GARDİYANLAR KORKUDAN BAYILAN KİŞİYE DOKUNAMADI 24: “Eşim E. T. Silivri 7 Nolu’da B8 koğuşunda kalmakta. Bugün telefon görüşmemizde söyledikleri şöyle: Birçok kişide yüksek ateş yok ama halsizlik, öksürük, eklem ağrısı, göz burun akıntısı var 1 haftadır. 6 kişi birkaç gündür test yapılsın kronik hastalığım var diye dilekçe yazıyorlar. Bu sabah sadece 2 kişiyi götürüyorlar hastaneye. Yemek yok denecek kadar az birkaç gündür ekmek de yeterli gelmiyor. Bazı arkadaşlar hem hastalık hem açlık sebebiyle oruçlarını dahi tutamıyorlar. Geçen bir arkadaş merdivenlerde bayıldı. Memurlar geldiler ama korkudan adama ellerini bile sürmediler. Müdahale edilmediğinden açlıktan mı hastalıktan mı bilemiyoruz. Kısıtlamalar hat safhada.”
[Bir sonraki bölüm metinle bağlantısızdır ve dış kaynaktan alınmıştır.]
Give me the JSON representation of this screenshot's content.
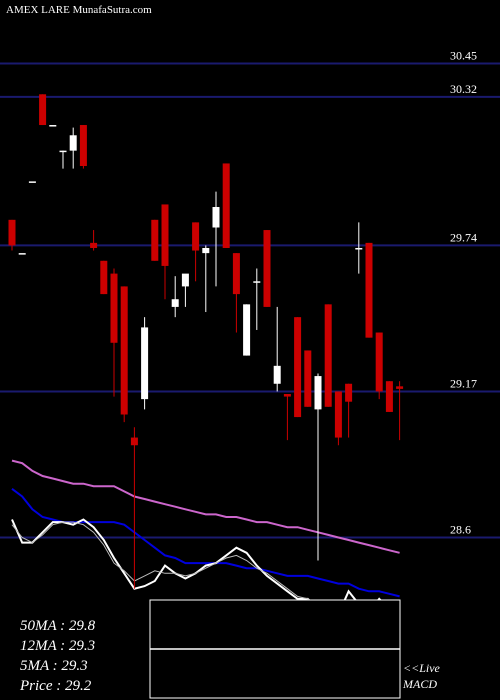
{
  "header": "AMEX  LARE MunafaSutra.com",
  "stats": {
    "ma50": "50MA : 29.8",
    "ma12": "12MA : 29.3",
    "ma5": "5MA : 29.3",
    "price": "Price   : 29.2"
  },
  "macd_label": "<<Live MACD",
  "colors": {
    "background": "#000000",
    "up": "#ffffff",
    "down": "#cc0000",
    "hline": "#1a1a6e",
    "ma_long": "#cc66cc",
    "ma_short": "#0000dd",
    "text": "#ffffff"
  },
  "chart_data": {
    "type": "candlestick",
    "price_levels": [
      30.45,
      30.32,
      29.74,
      29.17,
      28.6
    ],
    "ylim": [
      28.27,
      30.62
    ],
    "candles": [
      {
        "o": 29.84,
        "h": 29.84,
        "l": 29.72,
        "c": 29.74
      },
      {
        "o": 29.71,
        "h": 29.71,
        "l": 29.71,
        "c": 29.71
      },
      {
        "o": 29.99,
        "h": 29.99,
        "l": 29.99,
        "c": 29.99
      },
      {
        "o": 30.33,
        "h": 30.33,
        "l": 30.21,
        "c": 30.21
      },
      {
        "o": 30.21,
        "h": 30.21,
        "l": 30.21,
        "c": 30.21
      },
      {
        "o": 30.11,
        "h": 30.11,
        "l": 30.04,
        "c": 30.11
      },
      {
        "o": 30.11,
        "h": 30.2,
        "l": 30.04,
        "c": 30.17
      },
      {
        "o": 30.21,
        "h": 30.21,
        "l": 30.04,
        "c": 30.05
      },
      {
        "o": 29.75,
        "h": 29.8,
        "l": 29.72,
        "c": 29.73
      },
      {
        "o": 29.68,
        "h": 29.68,
        "l": 29.55,
        "c": 29.55
      },
      {
        "o": 29.63,
        "h": 29.65,
        "l": 29.15,
        "c": 29.36
      },
      {
        "o": 29.58,
        "h": 29.58,
        "l": 29.05,
        "c": 29.08
      },
      {
        "o": 28.99,
        "h": 29.03,
        "l": 28.4,
        "c": 28.96
      },
      {
        "o": 29.14,
        "h": 29.46,
        "l": 29.1,
        "c": 29.42
      },
      {
        "o": 29.84,
        "h": 29.84,
        "l": 29.68,
        "c": 29.68
      },
      {
        "o": 29.9,
        "h": 29.9,
        "l": 29.53,
        "c": 29.66
      },
      {
        "o": 29.5,
        "h": 29.62,
        "l": 29.46,
        "c": 29.53
      },
      {
        "o": 29.58,
        "h": 29.62,
        "l": 29.5,
        "c": 29.63
      },
      {
        "o": 29.83,
        "h": 29.83,
        "l": 29.6,
        "c": 29.72
      },
      {
        "o": 29.71,
        "h": 29.74,
        "l": 29.48,
        "c": 29.73
      },
      {
        "o": 29.81,
        "h": 29.95,
        "l": 29.58,
        "c": 29.89
      },
      {
        "o": 30.06,
        "h": 30.06,
        "l": 29.73,
        "c": 29.73
      },
      {
        "o": 29.71,
        "h": 29.71,
        "l": 29.4,
        "c": 29.55
      },
      {
        "o": 29.31,
        "h": 29.51,
        "l": 29.31,
        "c": 29.51
      },
      {
        "o": 29.6,
        "h": 29.65,
        "l": 29.41,
        "c": 29.6
      },
      {
        "o": 29.8,
        "h": 29.8,
        "l": 29.5,
        "c": 29.5
      },
      {
        "o": 29.2,
        "h": 29.5,
        "l": 29.17,
        "c": 29.27
      },
      {
        "o": 29.16,
        "h": 29.16,
        "l": 28.98,
        "c": 29.15
      },
      {
        "o": 29.46,
        "h": 29.46,
        "l": 29.07,
        "c": 29.07
      },
      {
        "o": 29.33,
        "h": 29.33,
        "l": 29.11,
        "c": 29.11
      },
      {
        "o": 29.1,
        "h": 29.24,
        "l": 28.51,
        "c": 29.23
      },
      {
        "o": 29.51,
        "h": 29.51,
        "l": 29.11,
        "c": 29.11
      },
      {
        "o": 29.17,
        "h": 29.17,
        "l": 28.96,
        "c": 28.99
      },
      {
        "o": 29.2,
        "h": 29.2,
        "l": 28.99,
        "c": 29.13
      },
      {
        "o": 29.73,
        "h": 29.83,
        "l": 29.63,
        "c": 29.73
      },
      {
        "o": 29.75,
        "h": 29.75,
        "l": 29.38,
        "c": 29.38
      },
      {
        "o": 29.4,
        "h": 29.4,
        "l": 29.14,
        "c": 29.17
      },
      {
        "o": 29.21,
        "h": 29.21,
        "l": 29.09,
        "c": 29.09
      },
      {
        "o": 29.19,
        "h": 29.21,
        "l": 28.98,
        "c": 29.18
      }
    ],
    "ma_long": [
      28.9,
      28.89,
      28.86,
      28.84,
      28.83,
      28.82,
      28.81,
      28.81,
      28.8,
      28.8,
      28.8,
      28.78,
      28.76,
      28.75,
      28.74,
      28.73,
      28.72,
      28.71,
      28.7,
      28.69,
      28.69,
      28.68,
      28.68,
      28.67,
      28.66,
      28.66,
      28.65,
      28.64,
      28.64,
      28.63,
      28.62,
      28.61,
      28.6,
      28.59,
      28.58,
      28.57,
      28.56,
      28.55,
      28.54
    ],
    "ma_short": [
      28.79,
      28.76,
      28.71,
      28.68,
      28.67,
      28.66,
      28.66,
      28.66,
      28.66,
      28.66,
      28.66,
      28.65,
      28.62,
      28.59,
      28.56,
      28.53,
      28.52,
      28.5,
      28.5,
      28.5,
      28.5,
      28.5,
      28.49,
      28.48,
      28.48,
      28.47,
      28.46,
      28.45,
      28.45,
      28.45,
      28.44,
      28.43,
      28.42,
      28.42,
      28.4,
      28.39,
      28.39,
      28.38,
      28.37
    ],
    "macd_line": [
      28.67,
      28.58,
      28.58,
      28.62,
      28.66,
      28.66,
      28.65,
      28.67,
      28.64,
      28.59,
      28.52,
      28.46,
      28.4,
      28.41,
      28.43,
      28.49,
      28.46,
      28.44,
      28.46,
      28.49,
      28.5,
      28.53,
      28.56,
      28.54,
      28.49,
      28.45,
      28.42,
      28.39,
      28.36,
      28.36,
      28.32,
      28.31,
      28.3,
      28.39,
      28.34,
      28.31,
      28.36,
      28.32,
      28.34
    ],
    "signal_line": [
      28.65,
      28.6,
      28.58,
      28.61,
      28.65,
      28.66,
      28.66,
      28.65,
      28.62,
      28.57,
      28.5,
      28.47,
      28.43,
      28.45,
      28.47,
      28.46,
      28.46,
      28.45,
      28.46,
      28.48,
      28.5,
      28.52,
      28.53,
      28.51,
      28.48,
      28.46,
      28.43,
      28.4,
      28.37,
      28.36,
      28.34,
      28.33,
      28.32,
      28.35,
      28.35,
      28.34,
      28.35,
      28.33,
      28.34
    ]
  }
}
25: “Bir şey almak zaten zordu şimdi hiç yok tedbir amaçlıymış. Para ile dahi kendilerine bir şey alma imkânı tanınmıyor. Bu insanlar nasıl dengeli ve yeterli beslenecek de salgına karşı bağışıklıklarını güçlendirecek sayın vekilim. Sesimize ses olun lütfen. Biz aileler dışarıda onlar dört duvar arasında her an endişe merak ve korku ile yaşamaktan yorulduk. En temel hakları olan yaşam hakkını istiyoruz ve bunun için de yapılması gerekenleri sorumlu mercilerden talep ediyorum, eşim ve arkadaşları adına.”
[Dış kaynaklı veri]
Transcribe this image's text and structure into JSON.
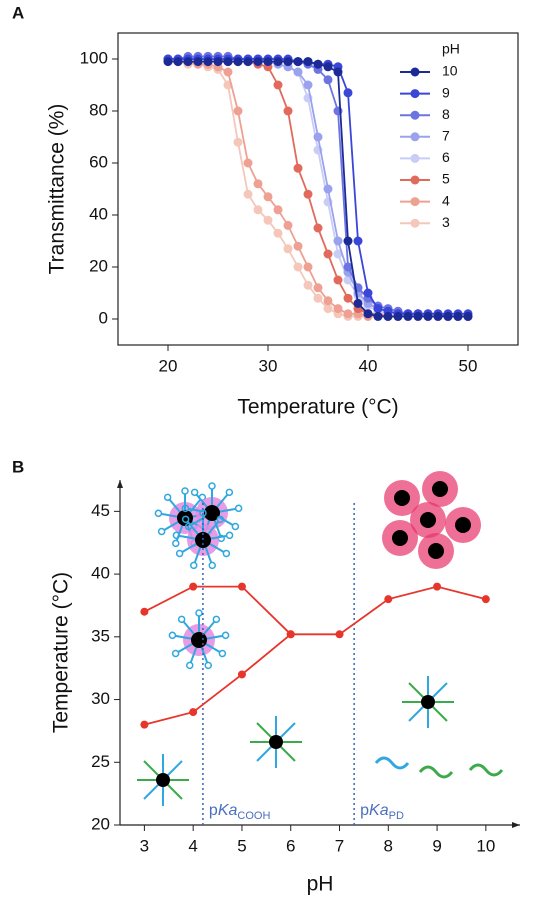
{
  "chart_data": [
    {
      "type": "line",
      "panel_label": "A",
      "x_label": "Temperature (°C)",
      "y_label": "Transmittance (%)",
      "xlim": [
        15,
        55
      ],
      "ylim": [
        -10,
        110
      ],
      "xticks": [
        20,
        30,
        40,
        50
      ],
      "yticks": [
        0,
        20,
        40,
        60,
        80,
        100
      ],
      "legend_title": "pH",
      "legend": "upper right",
      "x": [
        20,
        21,
        22,
        23,
        24,
        25,
        26,
        27,
        28,
        29,
        30,
        31,
        32,
        33,
        34,
        35,
        36,
        37,
        38,
        39,
        40,
        41,
        42,
        43,
        44,
        45,
        46,
        47,
        48,
        49,
        50
      ],
      "series": [
        {
          "name": "10",
          "color": "#1c2a96",
          "values": [
            99,
            99,
            99,
            99,
            99,
            99,
            99,
            99,
            99,
            99,
            99,
            99,
            99,
            99,
            99,
            98,
            97,
            95,
            30,
            6,
            2,
            1,
            1,
            1,
            1,
            1,
            1,
            1,
            1,
            1,
            1
          ]
        },
        {
          "name": "9",
          "color": "#3a46d8",
          "values": [
            100,
            100,
            100,
            100,
            100,
            100,
            100,
            100,
            100,
            100,
            100,
            100,
            100,
            99,
            99,
            98,
            98,
            97,
            87,
            30,
            10,
            4,
            3,
            2,
            2,
            2,
            2,
            2,
            2,
            2,
            2
          ]
        },
        {
          "name": "8",
          "color": "#6c74e2",
          "values": [
            100,
            100,
            101,
            101,
            101,
            101,
            101,
            100,
            100,
            100,
            100,
            100,
            99,
            99,
            98,
            96,
            92,
            80,
            20,
            12,
            8,
            5,
            4,
            3,
            2,
            2,
            2,
            2,
            1,
            1,
            1
          ]
        },
        {
          "name": "7",
          "color": "#9aa2ee",
          "values": [
            100,
            100,
            100,
            101,
            101,
            101,
            101,
            100,
            100,
            100,
            99,
            98,
            97,
            95,
            90,
            70,
            50,
            30,
            18,
            10,
            6,
            4,
            3,
            2,
            2,
            2,
            1,
            1,
            1,
            1,
            1
          ]
        },
        {
          "name": "6",
          "color": "#c9cdf5",
          "values": [
            100,
            100,
            100,
            100,
            100,
            100,
            100,
            100,
            100,
            99,
            99,
            98,
            97,
            95,
            85,
            65,
            45,
            25,
            15,
            9,
            5,
            3,
            2,
            2,
            1,
            1,
            1,
            1,
            1,
            1,
            1
          ]
        },
        {
          "name": "5",
          "color": "#e26a5d",
          "values": [
            100,
            100,
            100,
            100,
            100,
            100,
            99,
            99,
            99,
            98,
            97,
            90,
            80,
            58,
            48,
            35,
            25,
            15,
            8,
            4,
            2,
            2,
            1,
            1,
            1,
            1,
            1,
            1,
            1,
            1,
            1
          ]
        },
        {
          "name": "4",
          "color": "#eea092",
          "values": [
            100,
            99,
            99,
            98,
            98,
            97,
            95,
            80,
            60,
            52,
            47,
            42,
            36,
            28,
            20,
            12,
            7,
            4,
            2,
            2,
            1,
            1,
            1,
            1,
            1,
            1,
            1,
            1,
            1,
            1,
            1
          ]
        },
        {
          "name": "3",
          "color": "#f5c6ba",
          "values": [
            100,
            99,
            98,
            98,
            97,
            96,
            90,
            68,
            48,
            42,
            38,
            33,
            27,
            20,
            13,
            8,
            4,
            2,
            1,
            1,
            1,
            1,
            1,
            1,
            1,
            1,
            1,
            1,
            1,
            1,
            1
          ]
        }
      ]
    },
    {
      "type": "line",
      "panel_label": "B",
      "x_label": "pH",
      "y_label": "Temperature (°C)",
      "xlim": [
        2.5,
        10.7
      ],
      "ylim": [
        20,
        47.5
      ],
      "xticks": [
        3,
        4,
        5,
        6,
        7,
        8,
        9,
        10
      ],
      "yticks": [
        20,
        25,
        30,
        35,
        40,
        45
      ],
      "series": [
        {
          "color": "#e8352b",
          "x": [
            3,
            4,
            5,
            6
          ],
          "values": [
            37,
            39,
            39,
            35.2
          ]
        },
        {
          "color": "#e8352b",
          "x": [
            3,
            4,
            5,
            6,
            7,
            8,
            9,
            10
          ],
          "values": [
            28,
            29,
            32,
            35.2,
            35.2,
            38,
            39,
            38
          ]
        }
      ],
      "vlines": [
        {
          "x": 4.2,
          "prefix": "p",
          "italic": "Ka",
          "sub": "COOH"
        },
        {
          "x": 7.3,
          "prefix": "p",
          "italic": "Ka",
          "sub": "PD"
        }
      ]
    }
  ]
}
10 GÜNDÜR RAPORLU İLAÇLARI VERİLMEDİ 26: “Abim H. O. Silivri 8 No’lu Kapalı Cezaevi’nde kalmaktadır. Abimle konuştuğumuzda Kovid-19 testi pozitif çıkan hastalar olduğu ve onlarla temas halinde olduklarını, cezaevi yönetiminden test yapılmasını talep ettiklerini ve olumsuz cevap geldiğini söyledi. Abim koğuşlarda çok kalabalık kaldıklarını söylüyor. Abimin hayatından endişe ediyoruz. Abimin isteği üzerine test yapılmasını istiyoruz.”
27: “Eşim Silivri 7 Nolu B8 koğuşunda. Bu hafta telefon görüşünde 10 gündür raporlu ilacını vermediklerini söyledi. Kendisi 1998’den beri raporlu Hipoparatiroidi hastası. E-nabızdan sürekli kontrol ederim. 4 Mayıs’ta ilaçları reçete edilmiş ama verilmemiş. Koğuştan, haberiniz de olmuştur. Bayılan hastalık belirtisi gösteren 2 kişi çıkarıldı. Testlerinin negatif olduğunu beyan ediyor 7 No, aradığımızda. Yalnız B6’ya geçmiş biri ve bu bizi şüphelendiriyor. Kronik hastalığı bulunduğu için daha bir elzem bizim için. Olası, doz düşüklüğünden, hipoparatiroidi hastalığının semptomlarından biri görülür de Covid diye yanlış yönlendirilirse diye endişeleniyorum.”